I’m in my late twenties, l have a career in London, caring partner.
Both my parents have mental health issues- father is bipolar but largely seems ok due to medication being closely monitored. He did have a bad few months in beg 2018
My mother has suffered from depression for as long as I remember. Owing to my fathers break down and then circumstances surrounded her job which meant she left. She’s suffered badly from empty nest when myself and sibling left home.
I’m a very supportive daughter but do have my own mental health to worry about- very much under control but I find having to cope or be relied upon during my parents issues extremely hard. I’m relied upon constantly with messages daily, made to feel guilty if I cannot chat on the phone during a low period, my mother is extremely needy- lonely, won’t involve herself in hobbies, has a negative aspect on life and it is extremely draining. She doesn’t think before speaking and when she drinks she’s awful.
She is extremely tearful all the time and she turns nasty on me (never my sibling whom is younger)
They offer me a lot of “help” and always advice but mostly because they seem to be lacking in any self enjoyment. I spend the weekend with them but I always feel stressed after. Xmas is not enjoyable for me.
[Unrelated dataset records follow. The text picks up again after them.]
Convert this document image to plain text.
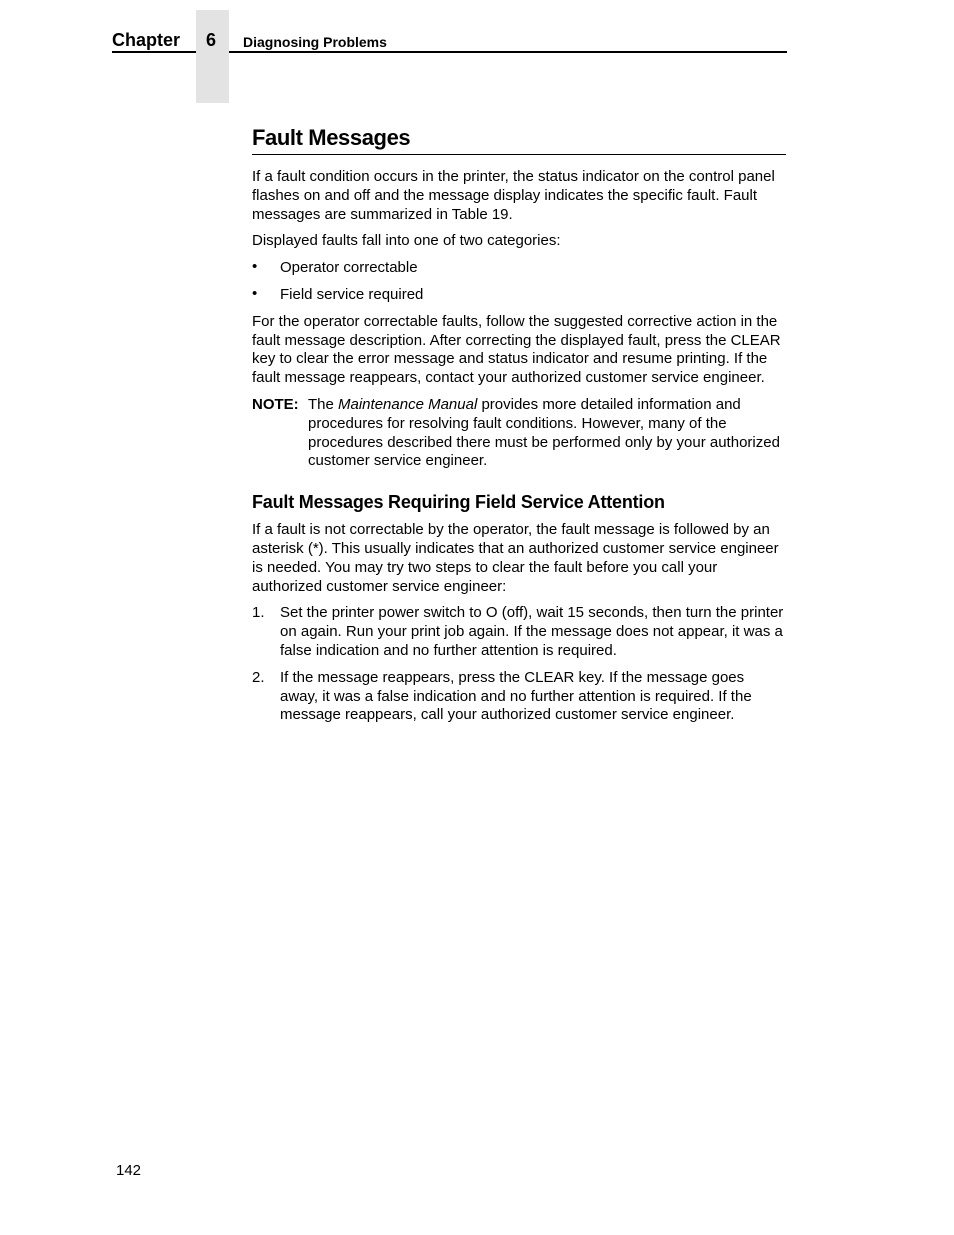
Chapter	6	Diagnosing Problems
Fault Messages

If a fault condition occurs in the printer, the status indicator on the control panel flashes on and off and the message display indicates the specific fault. Fault messages are summarized in Table 19.

Displayed faults fall into one of two categories:

• Operator correctable
• Field service required

For the operator correctable faults, follow the suggested corrective action in the fault message description. After correcting the displayed fault, press the CLEAR key to clear the error message and status indicator and resume printing. If the fault message reappears, contact your authorized customer service engineer.

NOTE: The Maintenance Manual provides more detailed information and procedures for resolving fault conditions. However, many of the procedures described there must be performed only by your authorized customer service engineer.
Fault Messages Requiring Field Service Attention

If a fault is not correctable by the operator, the fault message is followed by an asterisk (*). This usually indicates that an authorized customer service engineer is needed. You may try two steps to clear the fault before you call your authorized customer service engineer:

1. Set the printer power switch to O (off), wait 15 seconds, then turn the printer on again. Run your print job again. If the message does not appear, it was a false indication and no further attention is required.
2. If the message reappears, press the CLEAR key. If the message goes away, it was a false indication and no further attention is required. If the message reappears, call your authorized customer service engineer.
142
My sibling cannot help as they too are currently struggling- won’t admit it but are extremely low. And my father said he married the wrong woman and would do things differently if he could. Everyone comes to me but I just can’t cope with it all.
I feel like my life is a constant battle of parenting my own parents and I don’t know where to turn to. Friends suggest counselling- would mind charity be worth a call?
I posted in AIBU for traffic. But also because sometimes I just want to turn around and tell them to sort it all out as I’m so fed up, friends also tell me to tell them that if they don’t sort themselves out I won’t see them. For me this isn’t helpful for someone with mental health issues.